O presidente francês Emmanuel Macron reagiu firmemente às ameaças do ex-presidente dos Estados Unidos, Donald Trump, afirmando que 'não cabe aos EUA decidirem sobre as leis europeias'. A declaração ocorre após Trump sugerir a imposição de tarifas de até 100% sobre vinhos e champanhes franceses, em retaliação à lei francesa de 2009 que taxa grandes empresas de tecnologia em 3%.
Disputa comercial às vésperas do G7
O embate acontece poucas horas antes da reunião do G7, que ocorrerá em junho de 2026. Macron deixou claro que não recuará na chamada 'taxa GAFA', que incide sobre gigantes como Google, Apple, Facebook e Amazon. 'A França tem soberania para definir suas próprias regras tributárias, especialmente quando se trata de garantir justiça fiscal para empresas que operam em nosso território', disse Macron em entrevista coletiva.
Reação de Trump e contexto
Trump, que busca retornar à Casa Branca, classificou a taxa francesa como 'discriminatória' e ameaçou retaliações comerciais. 'Se a França quer taxar nossas empresas, taxaremos seus vinhos em 100%', escreveu em sua rede social.

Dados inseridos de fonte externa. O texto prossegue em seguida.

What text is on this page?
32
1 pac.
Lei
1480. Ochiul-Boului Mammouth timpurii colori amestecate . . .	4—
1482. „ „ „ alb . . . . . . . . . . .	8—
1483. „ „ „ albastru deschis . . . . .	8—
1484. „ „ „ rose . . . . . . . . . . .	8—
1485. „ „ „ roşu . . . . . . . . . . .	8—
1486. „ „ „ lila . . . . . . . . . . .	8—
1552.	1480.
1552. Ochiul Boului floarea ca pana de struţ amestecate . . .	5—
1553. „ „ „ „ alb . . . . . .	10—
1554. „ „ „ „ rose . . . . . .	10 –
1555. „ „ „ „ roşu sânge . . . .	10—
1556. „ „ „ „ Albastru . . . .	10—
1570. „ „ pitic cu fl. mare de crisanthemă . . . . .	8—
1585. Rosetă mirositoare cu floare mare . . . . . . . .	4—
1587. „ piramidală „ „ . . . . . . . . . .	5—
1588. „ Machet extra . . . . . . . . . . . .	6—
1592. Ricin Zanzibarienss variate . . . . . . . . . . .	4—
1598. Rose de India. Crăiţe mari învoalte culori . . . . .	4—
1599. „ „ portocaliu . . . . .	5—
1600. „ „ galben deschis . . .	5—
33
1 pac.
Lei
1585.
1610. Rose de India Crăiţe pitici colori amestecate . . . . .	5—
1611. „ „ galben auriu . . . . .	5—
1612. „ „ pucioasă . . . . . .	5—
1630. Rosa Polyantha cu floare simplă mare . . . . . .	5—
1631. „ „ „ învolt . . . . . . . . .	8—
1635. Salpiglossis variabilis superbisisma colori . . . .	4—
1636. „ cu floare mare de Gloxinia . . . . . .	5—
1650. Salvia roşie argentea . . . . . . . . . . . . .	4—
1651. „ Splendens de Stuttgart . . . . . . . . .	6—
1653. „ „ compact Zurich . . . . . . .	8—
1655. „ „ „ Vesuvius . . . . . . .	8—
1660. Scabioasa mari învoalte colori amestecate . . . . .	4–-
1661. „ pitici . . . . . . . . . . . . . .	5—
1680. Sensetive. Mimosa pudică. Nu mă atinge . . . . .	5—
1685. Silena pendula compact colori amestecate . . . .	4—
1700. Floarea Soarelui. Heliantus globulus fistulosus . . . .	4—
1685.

A ameaça atinge diretamente um dos principais produtos de exportação franceses.
Macron, no entanto, manteve tom diplomático, mas firme. 'Queremos um diálogo respeitoso com os Estados Unidos, mas não aceitaremos pressões que violem nossa autonomia legislativa', afirmou. A França tem sido líder na União Europeia na implementação de impostos digitais, inspirando medidas semelhantes em outros países do bloco.
Impactos e perspectivas
Analistas apontam que a disputa pode escalar para uma guerra comercial mais ampla entre EUA e Europa, especialmente se Trump vencer as eleições de 2024. O governo francês já sinalizou que buscará apoio de outros países do G7 para mediar a questão. Enquanto isso, a indústria vinícola francesa monitora com apreensão as ameaças, que podem afetar significativamente as exportações para o mercado americano.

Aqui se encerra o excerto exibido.